Memory of gene expression states is essential for development and maintenance of tissues. Chromatin, a protein DNA complex, is implicated in the process. Local, chromatin feedback loops are involved in maintenance of gene silencing, but analogous mechanisms for preservation of active states are unknown. In order to reveal feedback loops for active gene expression states it is crucial to uncouple them from ongoing transcription, as it occurs in the case of maintenance of silent states. Such partition takes place during trained immunity – memory of the innate immune system. A key paradigm is interferon gamma (IFNγ) stimulation. While IFNγ induces many genes, a subset of those is maintained in a poised, inactive state that allows for rapid re-activation at a later time – an event called transcriptional memory.

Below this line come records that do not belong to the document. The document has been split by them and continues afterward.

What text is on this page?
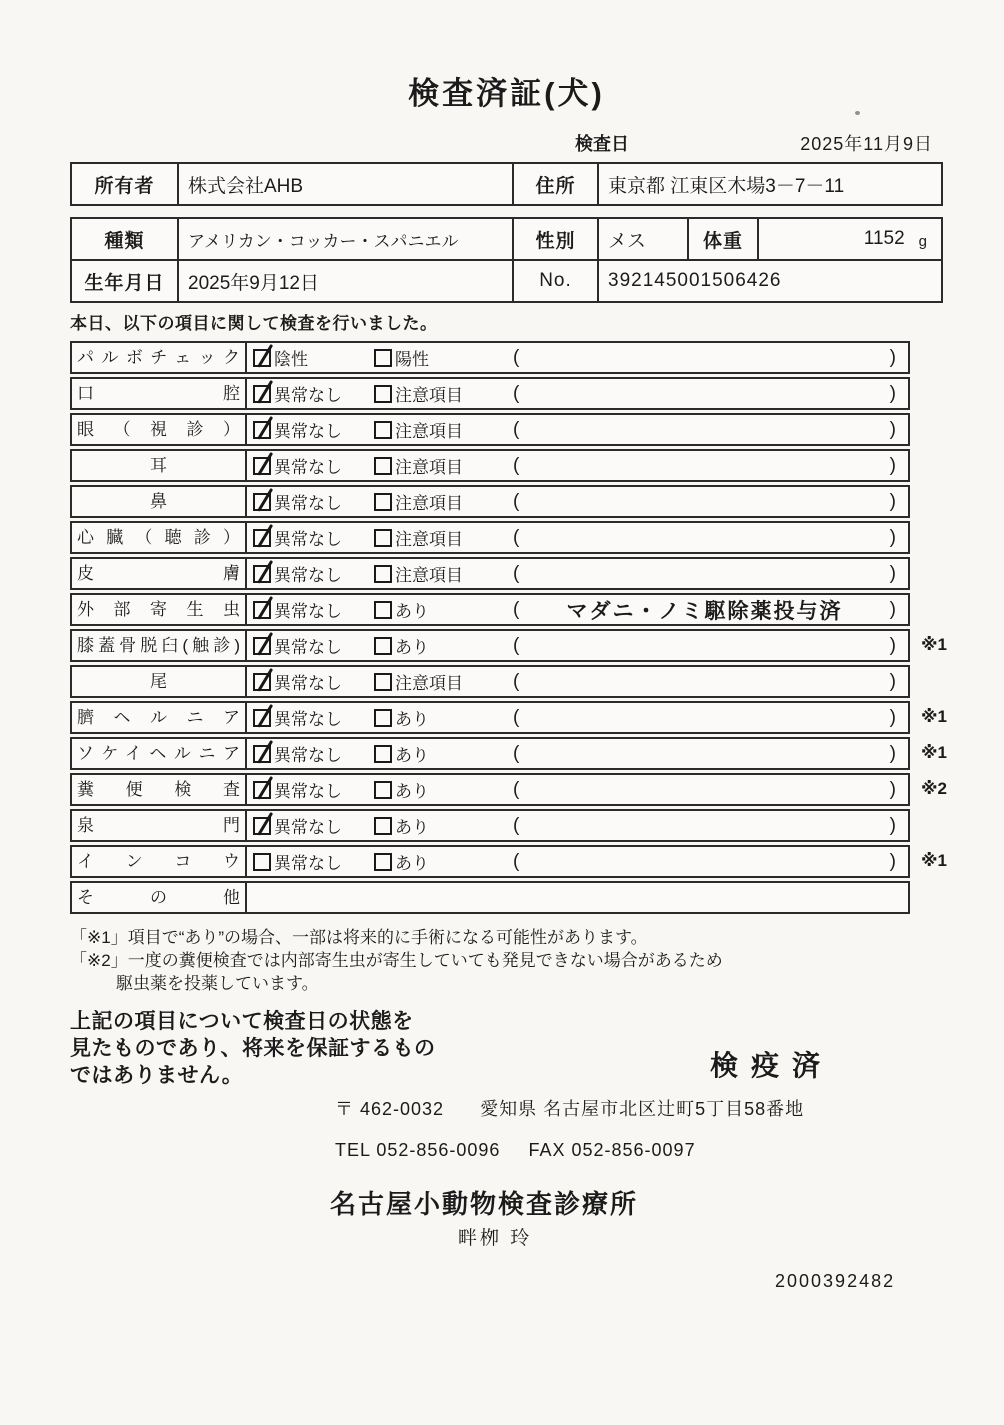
検査済証(犬)
検査日	2025年11月9日
所有者	株式会社AHB	住所	東京都 江東区木場3－7－11
種類	アメリカン・コッカー・スパニエル	性別	メス	体重	1152 g
生年月日	2025年9月12日	No.	392145001506426
本日、以下の項目に関して検査を行いました。
パルボチェック	陰性	陽性	(	)
口腔	異常なし	注意項目	(	)
眼（視診）	異常なし	注意項目	(	)
耳	異常なし	注意項目	(	)
鼻	異常なし	注意項目	(	)
心臓（聴診）	異常なし	注意項目	(	)
皮膚	異常なし	注意項目	(	)
外部寄生虫	異常なし	あり	(	マダニ・ノミ駆除薬投与済	)
膝蓋骨脱臼(触診)	異常なし	あり	(	) ※1
尾	異常なし	注意項目	(	)
臍ヘルニア	異常なし	あり	(	) ※1
ソケイヘルニア	異常なし	あり	(	) ※1
糞便検査	異常なし	あり	(	) ※2
泉門	異常なし	あり	(	)
インコウ	異常なし	あり	(	) ※1
その他
「※1」項目で“あり”の場合、一部は将来的に手術になる可能性があります。
「※2」一度の糞便検査では内部寄生虫が寄生していても発見できない場合があるため
駆虫薬を投薬しています。
上記の項目について検査日の状態を
見たものであり、将来を保証するもの
ではありません。	検疫済
〒 462-0032 愛知県 名古屋市北区辻町5丁目58番地
TEL 052-856-0096 FAX 052-856-0097
名古屋小動物検査診療所
畔栁 玲
2000392482
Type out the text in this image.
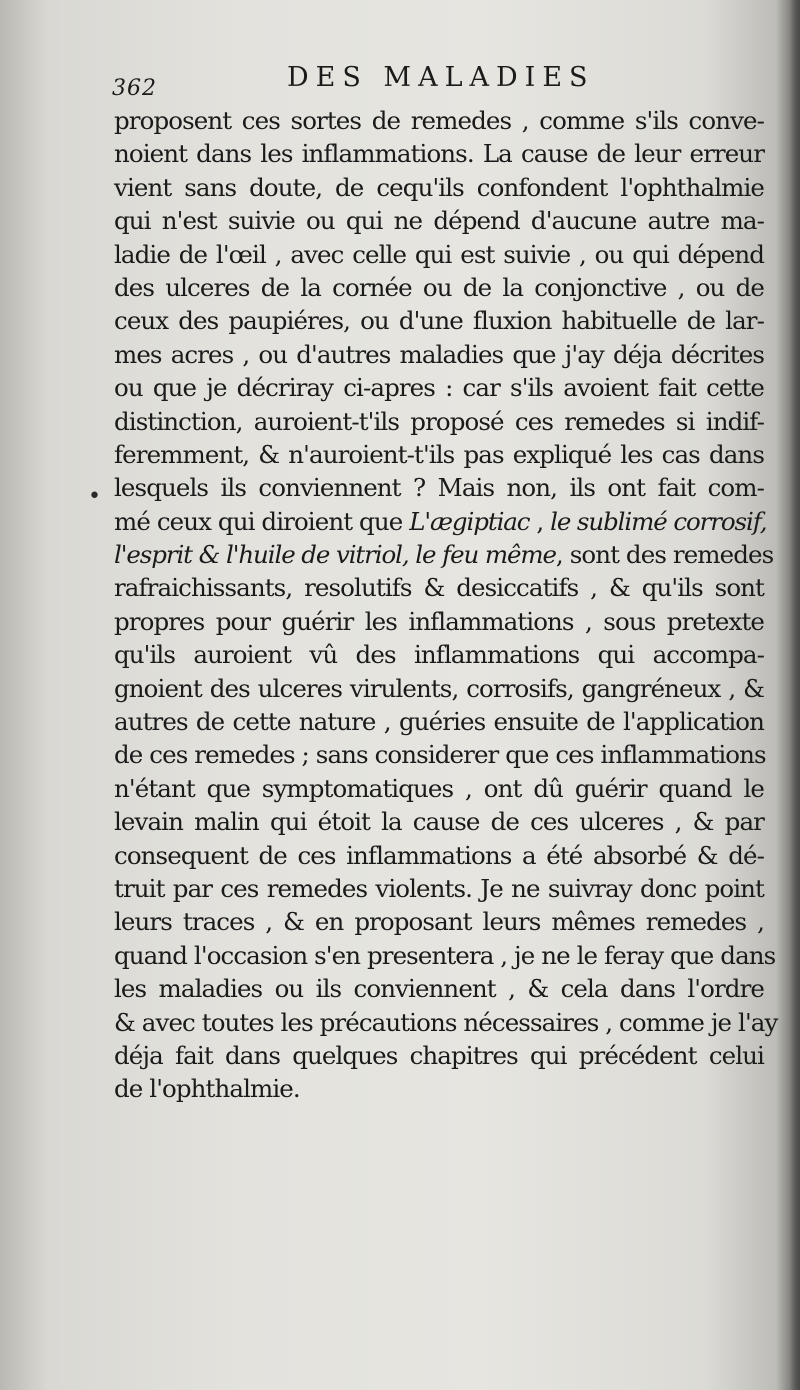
362	DES MALADIES
•
proposent ces sortes de remedes , comme s'ils conve-
noient dans les inflammations. La cause de leur erreur
vient sans doute, de cequ'ils confondent l'ophthalmie
qui n'est suivie ou qui ne dépend d'aucune autre ma-
ladie de l'œil , avec celle qui est suivie , ou qui dépend
des ulceres de la cornée ou de la conjonctive , ou de
ceux des paupiéres, ou d'une fluxion habituelle de lar-
mes acres , ou d'autres maladies que j'ay déja décrites
ou que je décriray ci-apres : car s'ils avoient fait cette
distinction, auroient-t'ils proposé ces remedes si indif-
feremment, & n'auroient-t'ils pas expliqué les cas dans
lesquels ils conviennent ? Mais non, ils ont fait com-
mé ceux qui diroient que L'ægiptiac , le sublimé corrosif,
l'esprit & l'huile de vitriol, le feu même, sont des remedes
rafraichissants, resolutifs & desiccatifs , & qu'ils sont
propres pour guérir les inflammations , sous pretexte
qu'ils auroient vû des inflammations qui accompa-
gnoient des ulceres virulents, corrosifs, gangréneux , &
autres de cette nature , guéries ensuite de l'application
de ces remedes ; sans considerer que ces inflammations
n'étant que symptomatiques , ont dû guérir quand le
levain malin qui étoit la cause de ces ulceres , & par
consequent de ces inflammations a été absorbé & dé-
truit par ces remedes violents. Je ne suivray donc point
leurs traces , & en proposant leurs mêmes remedes ,
quand l'occasion s'en presentera , je ne le feray que dans
les maladies ou ils conviennent , & cela dans l'ordre
& avec toutes les précautions nécessaires , comme je l'ay
déja fait dans quelques chapitres qui précédent celui
de l'ophthalmie.
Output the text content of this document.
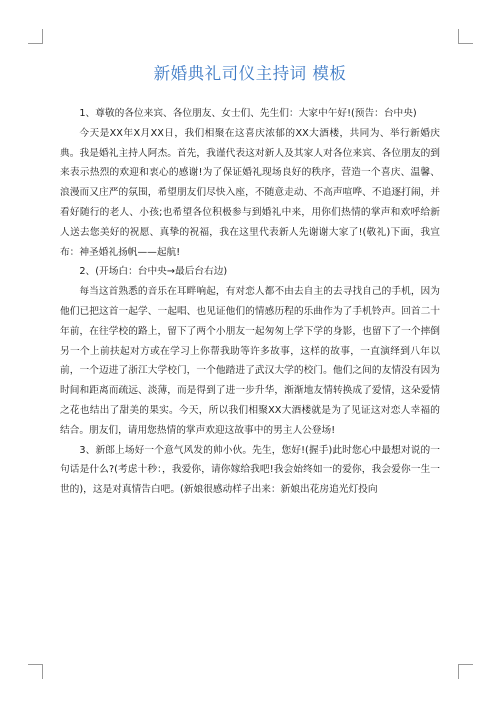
新婚典礼司仪主持词 模板

1、尊敬的各位来宾、各位朋友、女士们、先生们：大家中午好!(预告：台中央)

今天是XX年X月XX日，我们相聚在这喜庆浓郁的XX大酒楼，共同为、举行新婚庆典。我是婚礼主持人阿杰。首先，我谨代表这对新人及其家人对各位来宾、各位朋友的到来表示热烈的欢迎和衷心的感谢!为了保证婚礼现场良好的秩序，营造一个喜庆、温馨、浪漫而又庄严的氛围，希望朋友们尽快入座，不随意走动、不高声喧哗、不追逐打闹，并看好随行的老人、小孩;也希望各位积极参与到婚礼中来，用你们热情的掌声和欢呼给新人送去您美好的祝愿、真挚的祝福，我在这里代表新人先谢谢大家了!(敬礼)下面，我宣布：神圣婚礼扬帆——起航!

2、(开场白：台中央→最后台右边)

每当这首熟悉的音乐在耳畔响起，有对恋人都不由去自主的去寻找自己的手机，因为他们已把这首一起学、一起唱、也见证他们的情感历程的乐曲作为了手机铃声。回首二十年前，在往学校的路上，留下了两个小朋友一起匆匆上学下学的身影，也留下了一个摔倒另一个上前扶起对方或在学习上你帮我助等许多故事，这样的故事，一直演绎到八年以前，一个迈进了浙江大学校门，一个他踏进了武汉大学的校门。他们之间的友情没有因为时间和距离而疏远、淡薄，而是得到了进一步升华，渐渐地友情转换成了爱情，这朵爱情之花也结出了甜美的果实。今天，所以我们相聚XX大酒楼就是为了见证这对恋人幸福的结合。朋友们，请用您热情的掌声欢迎这故事中的男主人公登场!

3、新郎上场好一个意气风发的帅小伙。先生，您好!(握手)此时您心中最想对说的一句话是什么?(考虑十秒：，我爱你，请你嫁给我吧!我会始终如一的爱你，我会爱你一生一世的)，这是对真情告白吧。(新娘很感动样子出来：新娘出花房追光灯投向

In my ongoing research I have discovered novel genes that show strong transcriptional memory of prior IFNγ activation and have obtained initial mechanistic insights into the role of chromatin in the process. Importantly, I discovered that memory results in a larger proportion of cells expressing the target gene. This forms the basis of a cell sorting, high throughput assay that I have developed. I am now in a unique position to capitalize on those discoveries and tools.
I aim to identify novel transcriptional memory maintenance factors in human cells using an unbiased approach based on an efficient cell selection strategy combined with genome wide, CRISPR-Cas9 mutagenesis protocols. Secondly I wish to establish the function of the identified components in the stability of dendritic cells identity after differentiation form monocytes.
The multidisciplinary and unique perspective of this project: combining gene expression analysis and selection strategies with immunological expertise will advance our understanding of the mechanisms underlying maintenance of gene expression states and contribute to the development of new immune therapies and vaccines.